Вот сейчас, вспоминая все это, я вижу, что тогда я уже не был так пьян, просто меня, как говорят, занесло, и я не мог остановиться. Потом отец сказал, что это была самая настоящая истерика. Но тогда-то я ничего не соображал, а думал только о том, как бы позлее, пообидней высказать ему все, что мне пришло в пьяную башку.
Он стоял в коридоре и молчал, а я орал ему то же самое, что орал Пантюхе, и еще похлеще. Я видел, как он все больше бледнел и рука у него дрожала, когда он доставал из кармана кителя свою трубку. И я радовался, видя, что он бледнеет и молчит. Ага! значит, крыть нечем, радовался я. И тут же мне становилось страшно – почему он молчит? Ну, крикни, ну, заставь меня замолчать, ну, ударь меня, дай мне так, чтобы я отлетел.
И он ударил. Ударил, когда я закричал, что наша мать такая же… как и все бабы. Я отлетел к стенке и сполз по ней вниз, а он повернулся и так же молча ушел в свою комнату и плотно прикрыл дверь.
Я кое-как поднялся и вышел на площадку. Пантюха был здесь. Он повел меня вниз и вывел во двор, довел до скамейки на нашей аллее, усадил и сам сел рядом, а потом поддерживал, когда меня рвало, и вытирал мне платком морду. Потом я ревел, катаясь по скамейке, а он сидел рядом и только поддерживал меня, чтобы я не свалился, и ничего не говорил.

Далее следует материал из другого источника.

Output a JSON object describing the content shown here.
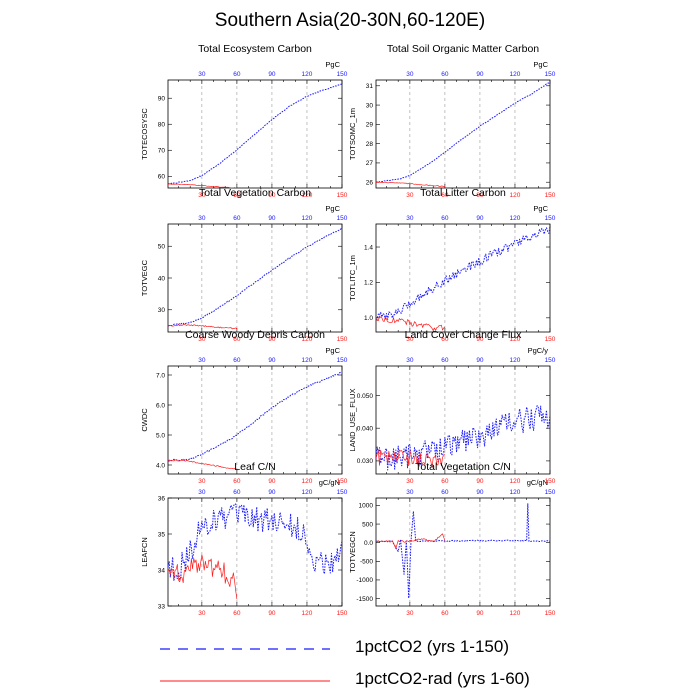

«Что же теперь будет, что же теперь будет?» – думал я… Все смешалось в доме Облонских, все полетело к черту, вся наша хорошая жизнь, наша дружная жизнь, которой тоже, я знаю, завидовали… Я… мне трудно рассказать, что я чувствовал и о чем думал тогда. Все переплелось в какой-то непонятный клубок. Ведь того, что я сказал, он никогда мне не простит, не может, не должен простить. И тут же я подумал: ну и черт с ним, пускай не прощает, сам виноват, что так получилось. Зачем он говорил, что верит мне? Черта с два – верит! Если верит, почему же он ничего не сказал мне, как мужчина мужчине? Лучше вышло, что я сам узнал? Да? Он никогда не бил меня, мама иногда давала затрещину, а он никогда. Каково же было ему, если он ударил? И все-таки, все-таки я больше думал тогда о себе. Не признавался, а думал о том, как же я-то теперь буду? Я! Вот ведь что, – как я-то теперь буду?!
Пантюха сидел рядом и молчал. Мимо проходили люди. В одиночку и парочками. Парочки смеялись или молчали, взявшись за руки, и никому до нас не было дела, у всех было свое. Вдруг Юрка толкнул меня локтем и показал на другую аллею. Там, засунув руки в карманы шинели, быстро шел отец. Я не видел его лица, голова у него была опущена, как будто он что-то искал у себя под ногами.
– Т-тебя ищет, – сказал Пантюха.
– Ну… ну и черт с ним, – сказал я и почему-то громко всхлипнул. Мне стало холодно, и я начал дрожать какой-то противной дрожью. Я посмотрел вслед отцу, но его уже почти не было видно в тени деревьев.